See? we ended up to the -w-w-w-, or 222.

The result umask value is mask & 0777 (bit wise and)

When mask is 0555

Than 0555 & 0777 result with 0222

nixCraft understanding-linux-unix-umask-value-usage

Task: Calculating The Final Permission For FILES

You can simply subtract the umask from the base permissions to
determine the final permission for file as follows:

666 – 022 = 644



File base permissions : 666

umask value : 022

subtract to get permissions of new file (666-022) : 644 (rw-r–r–)

Task: Calculating The Final Permission For DIRECTORIES

You can simply subtract the umask from the base permissions to
determine the final permission for directory as follows:

777 – 022 = 755



Directory base permissions : 777

umask value : 022

Subtract to get permissions of new directory (777-022) : 755 (rwxr-xr-x)

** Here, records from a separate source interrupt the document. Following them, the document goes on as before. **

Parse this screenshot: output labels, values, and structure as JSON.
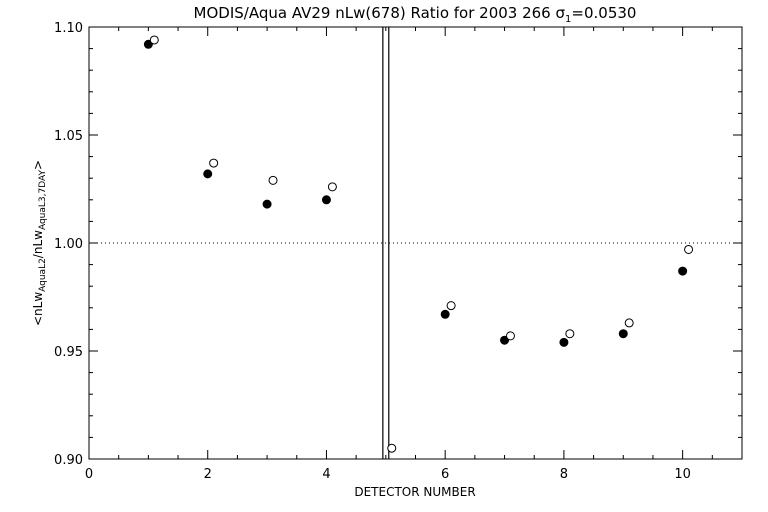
{
  "chart_data": {
    "type": "scatter",
    "title_main": "MODIS/Aqua AV29 nLw(678) Ratio for 2003 266 ",
    "title_sigma": "σ",
    "title_sub": "1",
    "title_value": "=0.0530",
    "xlabel": "DETECTOR NUMBER",
    "ylabel": {
      "prefix": "<nLw",
      "sub1": "AquaL2",
      "middle": "/nLw",
      "sub2": "AquaL3,7DAY",
      "suffix": ">"
    },
    "xlim": [
      0,
      11
    ],
    "ylim": [
      0.9,
      1.1
    ],
    "x_ticks": [
      "0",
      "2",
      "4",
      "6",
      "8",
      "10"
    ],
    "y_ticks": [
      "0.90",
      "0.95",
      "1.00",
      "1.05",
      "1.10"
    ],
    "reference_line_y": 1.0,
    "highlight_band_x": [
      4.95,
      5.05
    ],
    "series": [
      {
        "marker": "filled-circle",
        "x": [
          1,
          2,
          3,
          4,
          6,
          7,
          8,
          9,
          10
        ],
        "y": [
          1.092,
          1.032,
          1.018,
          1.02,
          0.967,
          0.955,
          0.954,
          0.958,
          0.987
        ]
      },
      {
        "marker": "open-circle",
        "x": [
          1.1,
          2.1,
          3.1,
          4.1,
          5.1,
          6.1,
          7.1,
          8.1,
          9.1,
          10.1
        ],
        "y": [
          1.094,
          1.037,
          1.029,
          1.026,
          0.905,
          0.971,
          0.957,
          0.958,
          0.963,
          0.997
        ]
      }
    ]
  }
}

The source of the difference between touch file and mkdir dir:

Note: as specify in this Unix Q&A

how the permission bits are hard-coded into the standard utilities.
Here are some relevant lines from two files in the coreutils package
that contains the source code for both touch(1) and mkdir(1),
among others:

mkdir.c:

if (specified_mode)

   {   

     struct mode_change *change = mode_compile (specified_mode);

     if (!change)

       error (EXIT_FAILURE, 0, _("invalid mode %s"),

              quote (specified_mode));

     options.mode = mode_adjust (S_IRWXUGO, true, umask_value, change,

                                  &options.mode_bits);

     free (change);

   }   

  else

    options.mode = S_IRWXUGO & ~umask_value;

}   

In other words, if the mode is not specified, set it to S_IRWXUGO
(read: 0777) modified by the umask_value.

touch.c is even clearer:

int default_permissions =

  S_IRUSR | S_IWUSR | S_IRGRP | S_IWGRP | S_IROTH | S_IWOTH;

That is, give read and write permissions to everyone (read: 0666),
which will be modified by the process umask on file creation, of
course.

You may be able to get around this programmatically only: i.e. while
creating files from within either a C program, where you make the
system calls directly or from within a language that allows you to
make a low-level syscall (see for example Perl's sysopen under
perldoc -f sysopen).

man umask

umask() sets the calling process's file mode creation mask (umask) to
mask & 0777 (i.e., only the file permission bits of mask are used),
and returns the previous value of the mask.